Cornell opens the door

09 June 2008

Leading the way: Morna Cornell had no undergraduate qualification when she first came to UCT, but will graduate with a Master's in Public Health (Epidemiology), with distinction, this week.

After finishing school, Morna Cornell hopped from job to job searching for a career that would be "meaningful". Then, 16 years ago, she landed employment in the field of HIV/AIDS.

Cornell worked as director of the AIDS Consortium, a network of over 600 HIV/AIDS organisations, and was a founder member of the Treatment Action Campaign, among many other initiatives.

"Till then, I didn't take my work seriously because I wasn't happy with what I was doing," she says. "In HIV/AIDS, I found my passion."

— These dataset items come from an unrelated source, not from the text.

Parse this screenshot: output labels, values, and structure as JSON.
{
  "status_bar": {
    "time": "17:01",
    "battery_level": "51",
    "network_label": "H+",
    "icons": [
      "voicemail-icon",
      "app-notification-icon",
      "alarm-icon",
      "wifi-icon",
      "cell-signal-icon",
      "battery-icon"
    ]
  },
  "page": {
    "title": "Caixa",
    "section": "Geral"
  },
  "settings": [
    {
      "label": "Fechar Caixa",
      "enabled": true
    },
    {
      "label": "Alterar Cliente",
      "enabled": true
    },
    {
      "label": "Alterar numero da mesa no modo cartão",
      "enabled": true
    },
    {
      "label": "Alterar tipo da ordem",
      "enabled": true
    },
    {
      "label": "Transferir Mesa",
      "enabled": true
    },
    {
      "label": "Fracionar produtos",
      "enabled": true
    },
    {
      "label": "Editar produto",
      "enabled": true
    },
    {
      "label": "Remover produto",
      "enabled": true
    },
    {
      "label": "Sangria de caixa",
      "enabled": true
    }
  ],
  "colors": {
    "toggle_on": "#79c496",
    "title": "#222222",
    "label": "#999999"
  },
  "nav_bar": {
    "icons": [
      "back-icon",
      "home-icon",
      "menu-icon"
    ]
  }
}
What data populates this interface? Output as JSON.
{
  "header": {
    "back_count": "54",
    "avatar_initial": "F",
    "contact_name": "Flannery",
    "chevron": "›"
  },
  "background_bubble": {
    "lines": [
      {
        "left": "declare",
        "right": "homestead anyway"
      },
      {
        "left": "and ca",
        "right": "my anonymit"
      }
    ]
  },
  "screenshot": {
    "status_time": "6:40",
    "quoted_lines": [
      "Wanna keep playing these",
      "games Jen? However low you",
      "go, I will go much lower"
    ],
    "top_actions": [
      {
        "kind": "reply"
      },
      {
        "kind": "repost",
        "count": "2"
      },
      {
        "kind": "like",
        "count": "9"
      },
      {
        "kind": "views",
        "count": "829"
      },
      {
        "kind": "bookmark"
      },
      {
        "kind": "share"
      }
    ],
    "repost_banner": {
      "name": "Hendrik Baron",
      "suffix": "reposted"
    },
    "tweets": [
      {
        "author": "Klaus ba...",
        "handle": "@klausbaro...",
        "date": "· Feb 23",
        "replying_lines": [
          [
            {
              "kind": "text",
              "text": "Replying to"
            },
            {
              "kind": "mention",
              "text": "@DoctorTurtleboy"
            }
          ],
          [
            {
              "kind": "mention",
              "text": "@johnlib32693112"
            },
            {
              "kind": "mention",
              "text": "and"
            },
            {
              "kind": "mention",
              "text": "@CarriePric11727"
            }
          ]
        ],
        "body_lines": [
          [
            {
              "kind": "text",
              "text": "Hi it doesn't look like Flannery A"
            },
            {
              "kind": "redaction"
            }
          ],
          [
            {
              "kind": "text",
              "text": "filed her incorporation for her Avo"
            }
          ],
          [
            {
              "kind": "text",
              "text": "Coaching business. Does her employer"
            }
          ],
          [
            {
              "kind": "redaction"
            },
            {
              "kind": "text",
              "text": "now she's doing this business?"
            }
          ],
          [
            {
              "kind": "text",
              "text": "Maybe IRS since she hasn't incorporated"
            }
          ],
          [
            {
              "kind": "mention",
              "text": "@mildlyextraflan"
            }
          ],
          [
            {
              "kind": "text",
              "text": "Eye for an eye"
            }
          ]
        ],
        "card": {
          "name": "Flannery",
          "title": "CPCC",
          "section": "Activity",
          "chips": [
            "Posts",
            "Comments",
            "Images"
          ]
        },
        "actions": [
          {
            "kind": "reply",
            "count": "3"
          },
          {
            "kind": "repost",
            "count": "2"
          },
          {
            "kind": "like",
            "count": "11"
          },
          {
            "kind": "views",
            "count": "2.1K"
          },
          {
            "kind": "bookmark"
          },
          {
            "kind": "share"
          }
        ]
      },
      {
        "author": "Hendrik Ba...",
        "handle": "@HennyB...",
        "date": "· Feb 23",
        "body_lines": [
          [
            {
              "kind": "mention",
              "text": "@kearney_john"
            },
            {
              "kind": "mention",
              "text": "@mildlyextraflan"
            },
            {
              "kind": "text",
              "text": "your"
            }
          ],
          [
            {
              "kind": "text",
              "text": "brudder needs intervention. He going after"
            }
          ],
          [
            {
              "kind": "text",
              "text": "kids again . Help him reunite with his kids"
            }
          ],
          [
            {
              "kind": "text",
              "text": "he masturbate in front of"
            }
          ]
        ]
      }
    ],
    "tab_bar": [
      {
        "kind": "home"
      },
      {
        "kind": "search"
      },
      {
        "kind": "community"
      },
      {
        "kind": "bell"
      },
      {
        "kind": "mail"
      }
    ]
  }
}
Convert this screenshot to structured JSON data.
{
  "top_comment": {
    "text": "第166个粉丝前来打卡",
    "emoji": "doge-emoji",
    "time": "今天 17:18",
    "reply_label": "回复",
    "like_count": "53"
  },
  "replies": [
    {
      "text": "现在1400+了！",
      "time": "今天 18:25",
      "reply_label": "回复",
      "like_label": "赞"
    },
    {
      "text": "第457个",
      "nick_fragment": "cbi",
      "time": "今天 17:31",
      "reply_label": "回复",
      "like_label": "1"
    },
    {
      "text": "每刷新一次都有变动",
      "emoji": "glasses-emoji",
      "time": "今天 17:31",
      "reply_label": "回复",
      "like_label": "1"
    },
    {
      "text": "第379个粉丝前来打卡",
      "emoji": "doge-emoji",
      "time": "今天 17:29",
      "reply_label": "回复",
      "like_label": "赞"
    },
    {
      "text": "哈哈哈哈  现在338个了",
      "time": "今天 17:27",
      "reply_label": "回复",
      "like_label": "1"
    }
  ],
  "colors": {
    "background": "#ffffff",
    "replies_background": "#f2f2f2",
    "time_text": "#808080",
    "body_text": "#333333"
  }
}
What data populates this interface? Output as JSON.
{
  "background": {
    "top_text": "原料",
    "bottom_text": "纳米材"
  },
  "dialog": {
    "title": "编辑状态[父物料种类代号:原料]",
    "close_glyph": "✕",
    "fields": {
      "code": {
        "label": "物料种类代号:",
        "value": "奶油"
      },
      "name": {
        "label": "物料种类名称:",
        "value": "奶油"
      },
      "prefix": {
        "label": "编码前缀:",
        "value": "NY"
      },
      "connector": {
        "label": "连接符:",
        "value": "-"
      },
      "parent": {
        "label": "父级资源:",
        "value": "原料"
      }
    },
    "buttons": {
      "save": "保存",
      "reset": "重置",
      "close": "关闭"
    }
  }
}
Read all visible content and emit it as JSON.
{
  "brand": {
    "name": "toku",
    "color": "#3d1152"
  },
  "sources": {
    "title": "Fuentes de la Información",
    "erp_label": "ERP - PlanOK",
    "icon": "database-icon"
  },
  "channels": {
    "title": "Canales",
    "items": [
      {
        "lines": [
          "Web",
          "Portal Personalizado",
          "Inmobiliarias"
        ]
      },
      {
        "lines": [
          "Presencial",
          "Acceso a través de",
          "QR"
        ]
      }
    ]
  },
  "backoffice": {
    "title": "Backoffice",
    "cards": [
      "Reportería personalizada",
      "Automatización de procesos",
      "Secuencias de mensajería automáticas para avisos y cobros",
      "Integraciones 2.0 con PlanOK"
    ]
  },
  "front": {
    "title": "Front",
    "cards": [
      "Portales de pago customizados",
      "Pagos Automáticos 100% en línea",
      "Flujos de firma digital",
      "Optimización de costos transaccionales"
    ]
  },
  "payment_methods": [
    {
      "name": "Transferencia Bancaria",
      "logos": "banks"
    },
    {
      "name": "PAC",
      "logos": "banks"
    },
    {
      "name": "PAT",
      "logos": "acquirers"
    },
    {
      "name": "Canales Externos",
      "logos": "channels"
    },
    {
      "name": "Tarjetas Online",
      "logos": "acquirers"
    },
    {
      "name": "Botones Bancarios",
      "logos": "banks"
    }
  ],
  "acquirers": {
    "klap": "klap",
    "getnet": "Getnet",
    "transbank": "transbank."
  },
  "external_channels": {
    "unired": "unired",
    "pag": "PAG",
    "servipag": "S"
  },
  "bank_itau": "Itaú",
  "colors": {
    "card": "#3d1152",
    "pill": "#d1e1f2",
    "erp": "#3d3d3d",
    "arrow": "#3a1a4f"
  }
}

In 2001, Cornell co-authored the book AIDS in Context, based on 90 diverse papers from a conference held the previous year.

"The book is about what it means to be a man or woman in South Africa, and how this affects your behaviour and ability to respond to HIV," she says.

The next few years saw Cornell managing a further number of collaborative HIV/AIDS research projects. She developed an interest in public health and decided to take up formal studies in the field.

Despite her lack of formal undergraduate qualification, she was allowed to register for non-degree purposes.

"Prof Rodney Ehrlich (head of the School of Public Health) said that if I excelled in my first year, he would argue for this to be converted to a full degree."

Ehrlich was as good as his word and Cornell became the first person in the department to be accepted for a master's degree with no undergraduate qualification.

This week, Cornell graduates with a distinction for her master's in public health, her thesis dealing with gender and mortality among HIV-infected individuals at an antiretroviral clinic in Gugulethu.